Believe it or not, the whole song is played two and a half times in this scene. Maybe the producers wanted to get their money's worth for landing Sedaka... or more likely, it was an attempt to pad out the running time of the movie. But what's really unbelievable in this scene is that the monster scuba diver has made its way into the pool the youths are dancing around - and nobody notices it. So it's understandable that when one girl decides to go swimming (in her clothes), she is (eventually) attacked by the monster... though a hand shoved into the face barely qualifies as being attacked. The monster does this same "attack" to another partygoer when it surfaces, then quickly vanishes. Panicking, most of the youths gather one of their two wounded friends (why not both?) and board their boat so they can quickly get back to the mainland. But underwater, the monster takes a hatchet from its belt (which it never had before) and smashes a hole into the boat. It takes a while for the youths to realize their boat is sinking, and once it does start sinking, I started to wonder if they realized like I did that their swamped vessel had suddenly and magically changed into a completely different looking boat. Once the youths are in the water splashing about, they are suddenly attacked by jellyfish (Where did they come from? We didn't see them in the monster's belt.) Actually, it's the youths that identify them as jellyfish - to me, they looked more like sandwich bags with pieces of colored cellophane inside, and with tied pieces of string dangling down when we see underwater shots of them.
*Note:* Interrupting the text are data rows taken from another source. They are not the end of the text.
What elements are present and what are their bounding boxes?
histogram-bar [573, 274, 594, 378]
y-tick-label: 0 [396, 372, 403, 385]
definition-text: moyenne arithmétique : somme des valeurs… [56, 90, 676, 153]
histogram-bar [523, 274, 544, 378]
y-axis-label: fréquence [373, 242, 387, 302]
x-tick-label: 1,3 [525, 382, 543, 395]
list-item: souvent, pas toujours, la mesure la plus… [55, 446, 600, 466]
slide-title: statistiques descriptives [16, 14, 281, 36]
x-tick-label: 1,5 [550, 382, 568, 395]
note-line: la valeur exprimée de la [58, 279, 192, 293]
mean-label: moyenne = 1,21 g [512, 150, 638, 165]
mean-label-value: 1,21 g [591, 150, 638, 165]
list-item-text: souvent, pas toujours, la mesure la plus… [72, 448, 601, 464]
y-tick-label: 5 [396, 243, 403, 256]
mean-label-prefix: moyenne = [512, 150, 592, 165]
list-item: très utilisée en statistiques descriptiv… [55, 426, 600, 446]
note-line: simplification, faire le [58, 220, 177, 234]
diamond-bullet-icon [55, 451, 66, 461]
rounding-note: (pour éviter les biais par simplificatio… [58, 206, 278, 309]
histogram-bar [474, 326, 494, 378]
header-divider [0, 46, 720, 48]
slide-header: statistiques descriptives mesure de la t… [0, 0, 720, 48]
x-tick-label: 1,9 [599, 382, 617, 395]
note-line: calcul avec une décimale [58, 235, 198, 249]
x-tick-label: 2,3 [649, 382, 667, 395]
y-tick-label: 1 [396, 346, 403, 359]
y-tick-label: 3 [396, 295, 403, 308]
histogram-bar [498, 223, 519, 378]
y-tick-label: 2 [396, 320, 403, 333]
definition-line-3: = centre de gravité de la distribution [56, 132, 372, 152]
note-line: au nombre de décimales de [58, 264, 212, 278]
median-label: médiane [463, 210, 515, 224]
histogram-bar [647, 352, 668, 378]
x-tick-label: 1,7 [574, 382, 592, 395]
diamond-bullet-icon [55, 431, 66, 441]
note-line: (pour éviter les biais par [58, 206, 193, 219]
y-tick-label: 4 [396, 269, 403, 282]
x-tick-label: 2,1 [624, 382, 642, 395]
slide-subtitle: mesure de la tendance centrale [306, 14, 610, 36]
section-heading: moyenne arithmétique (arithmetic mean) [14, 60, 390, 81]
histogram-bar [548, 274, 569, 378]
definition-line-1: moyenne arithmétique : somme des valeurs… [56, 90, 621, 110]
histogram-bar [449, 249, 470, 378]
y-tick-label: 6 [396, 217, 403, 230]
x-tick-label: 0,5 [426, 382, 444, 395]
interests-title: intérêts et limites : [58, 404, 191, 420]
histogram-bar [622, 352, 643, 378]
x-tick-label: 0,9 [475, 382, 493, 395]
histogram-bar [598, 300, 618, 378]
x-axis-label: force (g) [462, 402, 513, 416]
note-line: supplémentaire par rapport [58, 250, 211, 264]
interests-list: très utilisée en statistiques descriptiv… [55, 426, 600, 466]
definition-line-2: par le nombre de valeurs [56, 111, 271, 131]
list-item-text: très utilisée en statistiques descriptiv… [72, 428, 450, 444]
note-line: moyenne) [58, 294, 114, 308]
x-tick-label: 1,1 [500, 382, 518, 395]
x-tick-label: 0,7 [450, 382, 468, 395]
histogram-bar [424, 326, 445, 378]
It doesn't take long for the jellyfish to make short work of the youths... though just how these jellyfish actually kill the youths is never answered. Anyway, we cut to what seems to be the monster's underwater lair. We finally get a partial shot of the monster's head, and it sure looks like some kind of translucent blown up plastic bag. We get more footage of the creature's feet and lower legs, and even though the first shot of the movie established that the monster's skin was black and covered with burnt stuff, we get to see the creature's ankles in the space between where the wet suit ends and the swim fins begin, and these ankles look surprisingly flesh-colored. In an awkward scene that doesn't make clear how the monster makes its plastic bag head disappear, we find out that the monster is really... Egon! Now we know the truth. Will Egon succeed in his plans to get rid of everyone who has laughed at him? Will he manage to get his hands on the desirable Karen? Will Dr. Richardson's head wound keep changing size during the second half of the movie? I think that by now you have a good idea of the answers to those questions, especially if you have seen a good number of ineptly made movies as I have. It goes without saying that Sting Of Death is a laugh riot. While I would not put it up as high as such classics as Troll 2 and the works of Ed Wood - it's from a merely inept mind, not an insane one - it's still a movie that bad movie lovers will savor. In fact, I find it hard to believe I hadn't heard of this movie before. I feel a sting of shame because of that. Well, I hope informing you of this movie makes up for that oversight.